Morse steadfastly refuses all offers from veterans who ask if they can help pay their way, which typically costs several hundred dollars. “They’ve done enough already,” he says.
“When we arrived at the airport, we didn’t even have to buy our breakfast,” says Dayton resident Jim Eby, 85, a World War II pilot who took a flight with his brother Harold, 92, also a veteran, this spring. “They gave us a sack of food.”
Before each flight from Dayton, Morse meets departing veterans at the airport, greeting each one personally. When the airplane lands in Baltimore, Md., typically meeting up with Honor Flights from other cities, he assembles the group into waiting chartered buses and heads into nearby Washington, D.C.

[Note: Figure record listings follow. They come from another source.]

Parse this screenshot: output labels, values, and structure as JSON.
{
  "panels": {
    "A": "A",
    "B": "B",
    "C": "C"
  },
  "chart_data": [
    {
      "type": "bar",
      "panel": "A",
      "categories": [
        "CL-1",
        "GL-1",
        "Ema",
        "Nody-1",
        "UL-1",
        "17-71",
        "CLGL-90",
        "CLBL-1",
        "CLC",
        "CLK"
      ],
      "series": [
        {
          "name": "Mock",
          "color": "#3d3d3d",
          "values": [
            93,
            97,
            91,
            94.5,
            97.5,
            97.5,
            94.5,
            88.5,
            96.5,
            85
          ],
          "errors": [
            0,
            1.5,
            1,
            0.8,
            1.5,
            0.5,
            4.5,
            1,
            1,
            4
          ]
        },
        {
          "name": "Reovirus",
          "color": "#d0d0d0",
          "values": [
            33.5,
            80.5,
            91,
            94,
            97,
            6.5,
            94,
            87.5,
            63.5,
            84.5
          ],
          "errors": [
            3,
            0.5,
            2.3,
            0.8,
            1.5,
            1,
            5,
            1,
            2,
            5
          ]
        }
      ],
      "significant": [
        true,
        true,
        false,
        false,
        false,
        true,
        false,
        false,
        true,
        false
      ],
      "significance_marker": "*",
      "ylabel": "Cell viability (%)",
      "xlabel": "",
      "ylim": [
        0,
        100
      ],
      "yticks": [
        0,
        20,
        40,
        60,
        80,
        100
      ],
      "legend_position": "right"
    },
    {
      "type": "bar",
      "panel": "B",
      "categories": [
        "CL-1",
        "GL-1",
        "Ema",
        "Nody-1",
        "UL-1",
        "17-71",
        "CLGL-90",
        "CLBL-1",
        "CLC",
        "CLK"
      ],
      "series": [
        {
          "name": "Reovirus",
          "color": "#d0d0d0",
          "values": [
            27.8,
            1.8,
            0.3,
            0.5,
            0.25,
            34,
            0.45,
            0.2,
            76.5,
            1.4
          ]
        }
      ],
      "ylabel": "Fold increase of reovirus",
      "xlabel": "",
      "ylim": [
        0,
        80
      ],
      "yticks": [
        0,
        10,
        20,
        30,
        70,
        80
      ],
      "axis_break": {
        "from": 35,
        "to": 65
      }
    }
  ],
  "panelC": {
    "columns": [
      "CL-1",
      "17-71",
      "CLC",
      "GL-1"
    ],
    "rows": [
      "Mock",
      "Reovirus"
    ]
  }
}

At the memorial, located between the Washington Monument and the Lincoln Memorial, veterans gravitate into the large circular pavilion ringed with elegant columns representing each state. Many are moved to tears. Dozens of other visitors are anxious to meet the veterans, shake their hands and express their thanks.
“A young female sailor came up to me and asked what branch of the military I was in,” says Fern Metcalf, 84, a U.S. Navy WAVES veteran from Troy, Ohio. “When I told her the Navy, she grabbed my arm and asked another sailor to take a picture of us. Then she stayed with me as I walked all around the memorial.”
“Here I am, 84 years old, with a smile I can’t wipe off,” Metcalf adds. “It gives me goose bumps when I think about how special we were made to feel.”
George Cordrey, 85, who fought in the Battle of Iwo Jima, traveled from Cincinnati to Columbus to connect with his Honor Flight trip. “A couple approached me from out of the blue,” he says. “They hugged me and thanked me. I don’t know who they were or where they were from, but we all sobbed. It was so touching.”
“They’ll have a whole day of people coming up to them, shaking their hands, thanking them,” Morse says. “At the end of the day, they’ll have a tremendous understanding of how much this country admires their service and their sacrifice.”
A rejuvenating effect
At the center of the memorial is a pair of gushing, towering fountains —symbols, according to the memorial’s official statement of purpose, “of the moral strength and awesome power that can flow when a free people are united and bonded together in a just cause.” Morse says the torrents of water have a rejuvenating effect on the visiting veterans.
“I call it the fountain of youth,” he says. “There’s a transformation that takes place. They get on the plane in the morning, they’re in their 80s. They get on that evening to come back home, it’s like they’re in their 60s.”
Some 1,500 World War II veterans are on a waiting list of upcoming Honor Flights and Morse vows to keep working until they all get to see the memorial that honors them. And even then, he has no plans to stop.
“Once we get all the World War II vets, we’ll get the Korean vets,” he says. “And then we’ll help the Vietnam vets . . . and the vets of Iraq and Afghanistan, if there’s a memorial for that. This is going to continue.”
“This is the most honorable, noble thing I’ve ever done in my life,” he adds. “It’s so much further-reaching and meaningful than I ever thought it was going to be.”